Butt AA, Yan P, S Shaikh O, B Omer S, B Mayr F, B Talisa V. Molnupiravir use and 30-day hospitalizations or death in previously uninfected non-hospitalized high-risk population with COVID-19. J Infect Dis. 2023: jiad195.

Makale İçin Tıklayınız

Polimiksin Koruyucu Bir Strateji Olarak Karbapeneme Dirençli Acinetobacter baumannii İnfeksiyonunda Oral Doksisiklin Kullanımı: Retrospektif Bir Kohortun Sonuçları

Acinetobacter baumannii infeksiyonları, yüksek mortalite oranına ve sınırlı tedavi seçeneklerine sahiptir. Bu çalışma, A. baumanni ile infekte olan ve oral doksisiklin ile tedavi edilen hastaların klinik-mikrobiyolojik özelliklerini ve prognoz faktörlerini değerlendirmeyi amaçlamış.

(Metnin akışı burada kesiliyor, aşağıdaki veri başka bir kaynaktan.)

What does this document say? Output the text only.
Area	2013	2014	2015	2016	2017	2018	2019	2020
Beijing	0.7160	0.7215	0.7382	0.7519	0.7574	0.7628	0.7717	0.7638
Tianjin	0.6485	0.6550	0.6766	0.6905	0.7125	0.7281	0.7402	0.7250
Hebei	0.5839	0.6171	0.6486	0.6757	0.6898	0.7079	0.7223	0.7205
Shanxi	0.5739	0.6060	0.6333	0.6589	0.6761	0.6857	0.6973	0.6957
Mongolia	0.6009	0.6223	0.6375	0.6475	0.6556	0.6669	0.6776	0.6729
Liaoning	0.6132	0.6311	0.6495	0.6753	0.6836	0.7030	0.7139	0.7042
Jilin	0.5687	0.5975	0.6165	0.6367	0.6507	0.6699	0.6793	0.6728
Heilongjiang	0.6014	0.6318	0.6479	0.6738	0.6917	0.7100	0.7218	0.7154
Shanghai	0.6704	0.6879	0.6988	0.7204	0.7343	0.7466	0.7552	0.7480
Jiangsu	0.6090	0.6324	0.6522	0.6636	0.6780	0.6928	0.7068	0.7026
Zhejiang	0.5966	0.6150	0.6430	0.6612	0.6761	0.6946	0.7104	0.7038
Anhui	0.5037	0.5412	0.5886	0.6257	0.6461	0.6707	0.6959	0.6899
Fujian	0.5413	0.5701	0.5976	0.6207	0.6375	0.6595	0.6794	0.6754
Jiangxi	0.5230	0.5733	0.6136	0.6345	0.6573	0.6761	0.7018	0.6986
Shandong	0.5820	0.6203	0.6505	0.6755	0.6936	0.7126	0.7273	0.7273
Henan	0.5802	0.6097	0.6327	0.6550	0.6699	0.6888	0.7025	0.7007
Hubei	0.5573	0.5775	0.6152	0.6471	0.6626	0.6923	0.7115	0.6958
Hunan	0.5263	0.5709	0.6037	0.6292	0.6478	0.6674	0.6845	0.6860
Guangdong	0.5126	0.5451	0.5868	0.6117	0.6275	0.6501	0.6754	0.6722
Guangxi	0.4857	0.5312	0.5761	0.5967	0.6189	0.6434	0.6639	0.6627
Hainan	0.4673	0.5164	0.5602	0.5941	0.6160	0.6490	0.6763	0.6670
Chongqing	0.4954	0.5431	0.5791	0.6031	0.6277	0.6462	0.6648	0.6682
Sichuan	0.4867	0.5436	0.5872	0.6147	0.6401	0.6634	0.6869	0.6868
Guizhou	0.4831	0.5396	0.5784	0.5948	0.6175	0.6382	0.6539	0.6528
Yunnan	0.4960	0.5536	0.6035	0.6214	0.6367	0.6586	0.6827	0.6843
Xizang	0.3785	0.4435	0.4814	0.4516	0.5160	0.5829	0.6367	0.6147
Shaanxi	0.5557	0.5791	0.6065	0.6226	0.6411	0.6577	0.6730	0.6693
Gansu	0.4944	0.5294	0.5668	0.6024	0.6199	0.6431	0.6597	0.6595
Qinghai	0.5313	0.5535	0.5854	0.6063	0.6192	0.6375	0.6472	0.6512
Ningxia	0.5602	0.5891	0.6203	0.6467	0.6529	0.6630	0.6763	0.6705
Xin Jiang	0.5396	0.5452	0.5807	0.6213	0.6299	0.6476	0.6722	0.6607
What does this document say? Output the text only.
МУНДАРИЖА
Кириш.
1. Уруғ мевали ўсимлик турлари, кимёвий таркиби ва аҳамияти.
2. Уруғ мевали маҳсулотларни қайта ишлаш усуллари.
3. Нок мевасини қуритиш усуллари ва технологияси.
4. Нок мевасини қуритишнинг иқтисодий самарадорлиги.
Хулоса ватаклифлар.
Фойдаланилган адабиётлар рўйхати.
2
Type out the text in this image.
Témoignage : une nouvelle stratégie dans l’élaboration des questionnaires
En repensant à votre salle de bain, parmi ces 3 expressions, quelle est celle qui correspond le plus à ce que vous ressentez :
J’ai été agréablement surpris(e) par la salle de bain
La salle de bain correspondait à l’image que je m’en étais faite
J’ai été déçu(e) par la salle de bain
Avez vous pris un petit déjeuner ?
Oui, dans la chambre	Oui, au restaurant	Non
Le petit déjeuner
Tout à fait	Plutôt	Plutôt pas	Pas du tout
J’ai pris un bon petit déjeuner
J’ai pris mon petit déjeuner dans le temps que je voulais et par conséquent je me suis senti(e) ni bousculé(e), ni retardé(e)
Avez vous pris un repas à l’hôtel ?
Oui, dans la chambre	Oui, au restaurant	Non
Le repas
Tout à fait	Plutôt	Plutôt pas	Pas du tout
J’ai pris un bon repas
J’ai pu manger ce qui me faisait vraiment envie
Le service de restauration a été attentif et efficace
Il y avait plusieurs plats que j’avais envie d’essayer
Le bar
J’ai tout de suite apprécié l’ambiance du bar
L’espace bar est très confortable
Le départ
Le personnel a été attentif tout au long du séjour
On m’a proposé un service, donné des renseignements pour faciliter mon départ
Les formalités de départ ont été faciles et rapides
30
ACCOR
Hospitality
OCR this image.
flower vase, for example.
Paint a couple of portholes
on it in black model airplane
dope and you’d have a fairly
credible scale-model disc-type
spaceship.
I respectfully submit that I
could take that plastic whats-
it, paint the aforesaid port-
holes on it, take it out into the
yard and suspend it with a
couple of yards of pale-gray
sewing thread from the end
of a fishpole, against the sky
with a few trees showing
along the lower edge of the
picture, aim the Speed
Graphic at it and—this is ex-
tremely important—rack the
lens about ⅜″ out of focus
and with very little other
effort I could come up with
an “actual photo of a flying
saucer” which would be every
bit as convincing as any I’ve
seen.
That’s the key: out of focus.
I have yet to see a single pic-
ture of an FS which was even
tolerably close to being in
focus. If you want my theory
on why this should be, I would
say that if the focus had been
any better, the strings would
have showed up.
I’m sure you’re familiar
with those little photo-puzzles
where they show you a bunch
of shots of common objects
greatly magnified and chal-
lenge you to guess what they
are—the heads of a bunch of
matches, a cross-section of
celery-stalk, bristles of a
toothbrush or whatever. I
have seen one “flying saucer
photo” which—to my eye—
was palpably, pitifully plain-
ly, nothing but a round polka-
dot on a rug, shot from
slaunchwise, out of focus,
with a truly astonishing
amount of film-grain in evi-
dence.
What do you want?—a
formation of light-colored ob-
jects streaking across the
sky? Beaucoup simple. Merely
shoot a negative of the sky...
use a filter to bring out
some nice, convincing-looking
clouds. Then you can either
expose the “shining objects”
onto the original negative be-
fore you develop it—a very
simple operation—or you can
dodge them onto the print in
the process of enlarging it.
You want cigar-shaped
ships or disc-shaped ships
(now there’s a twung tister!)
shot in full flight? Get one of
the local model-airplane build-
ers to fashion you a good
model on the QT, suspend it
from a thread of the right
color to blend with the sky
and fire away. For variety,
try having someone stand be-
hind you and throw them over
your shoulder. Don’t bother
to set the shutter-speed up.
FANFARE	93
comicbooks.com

Bu çalışmada, Güney Brezilya’da bir üniversite hastanesinde 2018 ve 2020 yılları arasında doğrulanmış Acinetobacter spp. infeksiyonu olan ve hastanede yatan hastalardan oluşan retrospektif bir kohort değerlendirilmiş. Tüm suşlar doksisikline duyarlı bulunmuş ve hastalar az üç gün oral doksisiklin almış. Çalışmaya medyan yaşı 51 olan 100 hasta dahil edilmiş. Hastaların 62’sine akciğer, 28’ine deri-yumuşak doku, altısına kemik, ikisine intraabdominal, ikisine ise üriner sistem infeksiyonu tanısı konulmuş. A. baumannii suşlarında karbapenem direnci %94 bulunmuş ve karbapeneme dirençli tüm suşlarda blaOXA-23 ve blaOXA-51 geni saptanmış. Doksisiklin MIC50 ve MIC90, sırasıyla 1 ug/mL ve 2 ug/mL olarak saptanmış. Tedavinin 14. ve 28. gün ölüm oranları sırasıyla %9 ve %14 bulunmuş. Takipte ölümle ilişkili prognostik faktörler yaş>49 [%85.7’ye karşı %46, GA %95 6.9 (1.4–32.6), p=0.015] ve hemodiyaliz [%28.6’ya karşı %7, GA %95 5.33 (1.2–22.1), p=0.021] olarak belirlenmiş. A. baumannii ile infekte olup doksisiklin ile tedavi edilen hastalarda ölüm oranı nispeten düşükmüş. Ölümle ilgili risk faktörleri yaş ve hemodiyaliz olarak saptanmış.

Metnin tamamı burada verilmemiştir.